Earlier this week, the city ordered religious schools and daycare programs serving the Jewish Orthodox community of Williamsburg to: exclude unvaccinated students or risk of being closed.

A virus causes measles, which is very contagious and spreads by coughing and sneezing, according to the Centers for Disease Control and Prevention.

Symptoms include fever, cough, runny nose, red eyes, white spots inside the mouth and small red spots on the body. The red spots appear on your head and spread to the rest of your body.

The MMR vaccine protects against measles, mumps and rubella. The CDC recommends that children receive two doses of MMR vaccine. The first dose is given when the child is between 12 and 15 months old. The second dose is given when the child is between 4 and 6 years old.

"The MMR vaccine is very safe and effective," said the CDC. "Two doses of MMR vaccine are about 97% effective in the prevention of measles, a dose is effective at about 93%."

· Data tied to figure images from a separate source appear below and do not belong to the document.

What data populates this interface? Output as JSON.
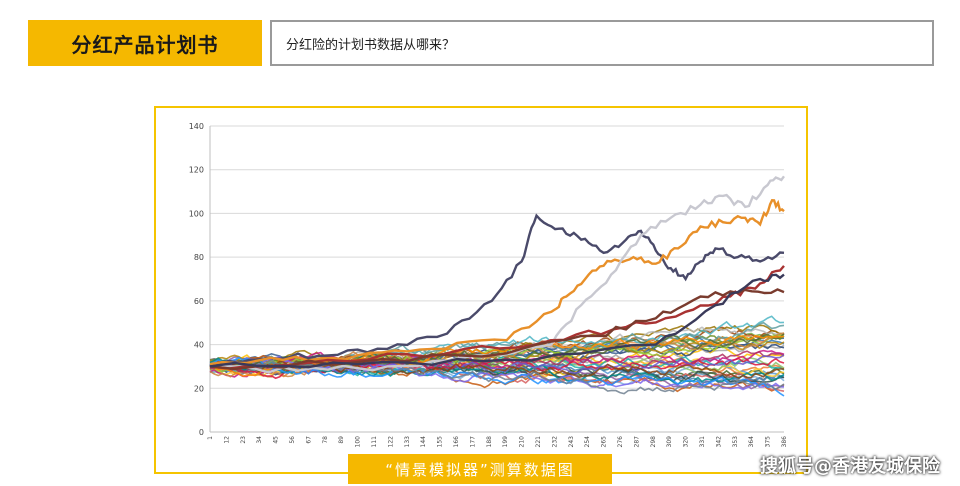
{
  "header": {
    "title": "分红产品计划书",
    "question": "分红险的计划书数据从哪来？"
  },
  "caption": "“情景模拟器”测算数据图",
  "watermark": "搜狐号@香港友城保险",
  "colors": {
    "accent": "#f5b800",
    "frame": "#f5c400",
    "grid": "#d9d9d9"
  },
  "chart_data": {
    "type": "line",
    "title": "",
    "xlabel": "",
    "ylabel": "",
    "ylim": [
      0,
      140
    ],
    "yticks": [
      0,
      20,
      40,
      60,
      80,
      100,
      120,
      140
    ],
    "grid": true,
    "x_range": [
      1,
      386
    ],
    "xtick_labels": [
      "1",
      "12",
      "23",
      "34",
      "45",
      "56",
      "67",
      "78",
      "89",
      "100",
      "111",
      "122",
      "133",
      "144",
      "155",
      "166",
      "177",
      "188",
      "199",
      "210",
      "221",
      "232",
      "243",
      "254",
      "265",
      "276",
      "287",
      "298",
      "309",
      "320",
      "331",
      "342",
      "353",
      "364",
      "375",
      "386"
    ],
    "highlight_series": [
      {
        "color": "#4a4a6a",
        "x": [
          1,
          40,
          80,
          120,
          160,
          190,
          210,
          220,
          235,
          250,
          265,
          280,
          290,
          300,
          310,
          320,
          330,
          340,
          355,
          370,
          386
        ],
        "y": [
          30,
          34,
          35,
          38,
          45,
          60,
          78,
          99,
          93,
          88,
          82,
          88,
          92,
          83,
          75,
          70,
          78,
          84,
          80,
          78,
          82
        ]
      },
      {
        "color": "#e8902a",
        "x": [
          1,
          50,
          100,
          150,
          200,
          230,
          240,
          255,
          270,
          285,
          300,
          315,
          330,
          345,
          360,
          370,
          378,
          386
        ],
        "y": [
          31,
          33,
          35,
          38,
          42,
          55,
          62,
          72,
          78,
          80,
          77,
          84,
          94,
          96,
          98,
          95,
          106,
          101
        ]
      },
      {
        "color": "#c8c8d0",
        "x": [
          1,
          60,
          120,
          180,
          230,
          250,
          270,
          290,
          310,
          330,
          345,
          360,
          375,
          386
        ],
        "y": [
          30,
          28,
          30,
          35,
          40,
          58,
          72,
          90,
          98,
          104,
          108,
          103,
          113,
          117
        ]
      },
      {
        "color": "#a83232",
        "x": [
          1,
          80,
          160,
          230,
          280,
          320,
          350,
          370,
          386
        ],
        "y": [
          30,
          33,
          36,
          42,
          48,
          55,
          62,
          68,
          76
        ]
      },
      {
        "color": "#7a3b2e",
        "x": [
          1,
          100,
          200,
          260,
          300,
          330,
          360,
          386
        ],
        "y": [
          30,
          32,
          36,
          44,
          52,
          62,
          65,
          64
        ]
      },
      {
        "color": "#3a3a5a",
        "x": [
          1,
          100,
          200,
          300,
          340,
          370,
          386
        ],
        "y": [
          30,
          31,
          33,
          40,
          58,
          70,
          72
        ]
      }
    ],
    "series_count_approx": 40,
    "series_palette": [
      "#2e75b6",
      "#ed7d31",
      "#a5a5a5",
      "#ffc000",
      "#5b9bd5",
      "#70ad47",
      "#264478",
      "#9e480e",
      "#636363",
      "#997300",
      "#43682b",
      "#7cafdd",
      "#f1975a",
      "#b7b7b7",
      "#ffcd33",
      "#8cc168",
      "#3a5f8f",
      "#c55a11",
      "#4cb5c4",
      "#8e5ea2",
      "#d65f5f",
      "#6b8e23",
      "#20b2aa",
      "#b8860b",
      "#c71585",
      "#4682b4",
      "#9acd32",
      "#cd853f",
      "#5f9ea0",
      "#2f4f4f",
      "#dc143c",
      "#008b8b",
      "#b03060",
      "#6a5acd",
      "#7b68ee",
      "#556b2f",
      "#1e90ff",
      "#ff8c00",
      "#8b4513",
      "#708090"
    ],
    "typical_end_range": [
      18,
      55
    ],
    "start_value": 30
  }
}
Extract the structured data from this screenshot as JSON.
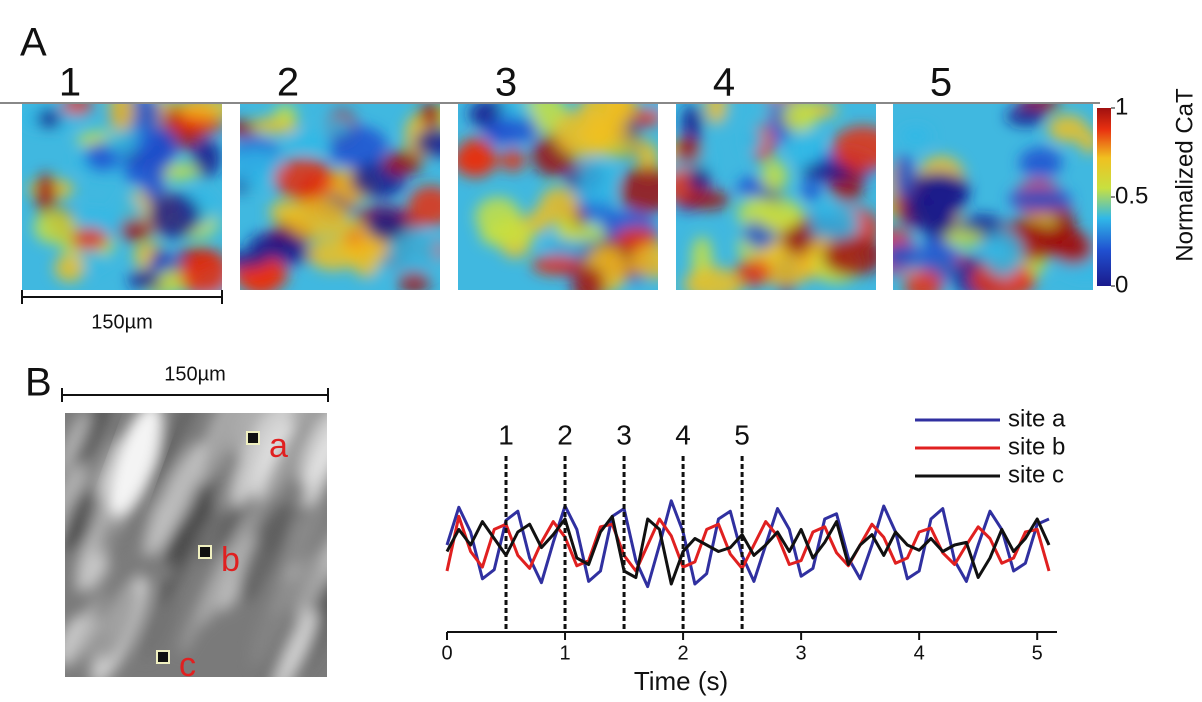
{
  "panel_a": {
    "label": "A",
    "frames": [
      "1",
      "2",
      "3",
      "4",
      "5"
    ],
    "scale_bar": "150µm",
    "colorbar": {
      "label": "Normalized CaT",
      "lim": [
        0,
        1
      ],
      "ticks": [
        0,
        0.5,
        1
      ]
    }
  },
  "panel_b": {
    "label": "B",
    "scale_bar": "150µm",
    "sites": [
      "a",
      "b",
      "c"
    ]
  },
  "chart_data": {
    "type": "line",
    "xlabel": "Time (s)",
    "x": [
      0,
      0.1,
      0.2,
      0.3,
      0.4,
      0.5,
      0.6,
      0.7,
      0.8,
      0.9,
      1,
      1.1,
      1.2,
      1.3,
      1.4,
      1.5,
      1.6,
      1.7,
      1.8,
      1.9,
      2,
      2.1,
      2.2,
      2.3,
      2.4,
      2.5,
      2.6,
      2.7,
      2.8,
      2.9,
      3,
      3.1,
      3.2,
      3.3,
      3.4,
      3.5,
      3.6,
      3.7,
      3.8,
      3.9,
      4,
      4.1,
      4.2,
      4.3,
      4.4,
      4.5,
      4.6,
      4.7,
      4.8,
      4.9,
      5,
      5.1
    ],
    "xlim": [
      0,
      5.1
    ],
    "xticks": [
      0,
      1,
      2,
      3,
      4,
      5
    ],
    "ylim": [
      0,
      1
    ],
    "markers": [
      {
        "x": 0.5,
        "label": "1"
      },
      {
        "x": 1,
        "label": "2"
      },
      {
        "x": 1.5,
        "label": "3"
      },
      {
        "x": 2,
        "label": "4"
      },
      {
        "x": 2.5,
        "label": "5"
      }
    ],
    "series": [
      {
        "name": "site a",
        "color": "#3030a0",
        "values": [
          0.5,
          0.79,
          0.6,
          0.24,
          0.31,
          0.69,
          0.76,
          0.4,
          0.21,
          0.52,
          0.8,
          0.62,
          0.22,
          0.3,
          0.72,
          0.78,
          0.38,
          0.18,
          0.5,
          0.84,
          0.6,
          0.2,
          0.28,
          0.7,
          0.76,
          0.42,
          0.22,
          0.5,
          0.78,
          0.62,
          0.26,
          0.32,
          0.7,
          0.74,
          0.4,
          0.24,
          0.5,
          0.8,
          0.6,
          0.24,
          0.3,
          0.7,
          0.78,
          0.38,
          0.22,
          0.5,
          0.76,
          0.62,
          0.3,
          0.36,
          0.66,
          0.7
        ]
      },
      {
        "name": "site b",
        "color": "#e02020",
        "values": [
          0.3,
          0.72,
          0.45,
          0.33,
          0.62,
          0.66,
          0.42,
          0.32,
          0.52,
          0.68,
          0.56,
          0.34,
          0.38,
          0.64,
          0.66,
          0.42,
          0.3,
          0.5,
          0.7,
          0.57,
          0.33,
          0.37,
          0.62,
          0.66,
          0.43,
          0.32,
          0.5,
          0.68,
          0.57,
          0.35,
          0.38,
          0.6,
          0.64,
          0.44,
          0.34,
          0.5,
          0.66,
          0.56,
          0.36,
          0.4,
          0.6,
          0.63,
          0.44,
          0.35,
          0.5,
          0.64,
          0.55,
          0.36,
          0.4,
          0.6,
          0.62,
          0.3
        ]
      },
      {
        "name": "site c",
        "color": "#111111",
        "values": [
          0.45,
          0.62,
          0.5,
          0.68,
          0.55,
          0.42,
          0.6,
          0.66,
          0.48,
          0.58,
          0.7,
          0.4,
          0.35,
          0.6,
          0.72,
          0.3,
          0.25,
          0.7,
          0.62,
          0.2,
          0.45,
          0.55,
          0.5,
          0.45,
          0.48,
          0.58,
          0.42,
          0.5,
          0.6,
          0.45,
          0.62,
          0.4,
          0.52,
          0.68,
          0.35,
          0.5,
          0.58,
          0.42,
          0.6,
          0.5,
          0.46,
          0.55,
          0.45,
          0.5,
          0.52,
          0.25,
          0.4,
          0.62,
          0.45,
          0.55,
          0.7,
          0.5
        ]
      }
    ]
  }
}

The US measles vaccination program began in 1963. Previously, between 3 and 4 million people contracted measles each year, according to the CDC. Less than 20% of these cases have even been reported to the CDC, estimated the agency. In the reported cases, approximately 400-500 people died each year. About a thousand developed encephalitis, which is a swelling of the brain.

Since 1963, "the widespread use of measles vaccine has resulted in a reduction of more than 99% in measles cases compared to the pre-vaccine era," said the CDC. "However, measles is still prevalent in other countries, unimmunized people continue to contract measles abroad and pass it on to the United States and spread it to others."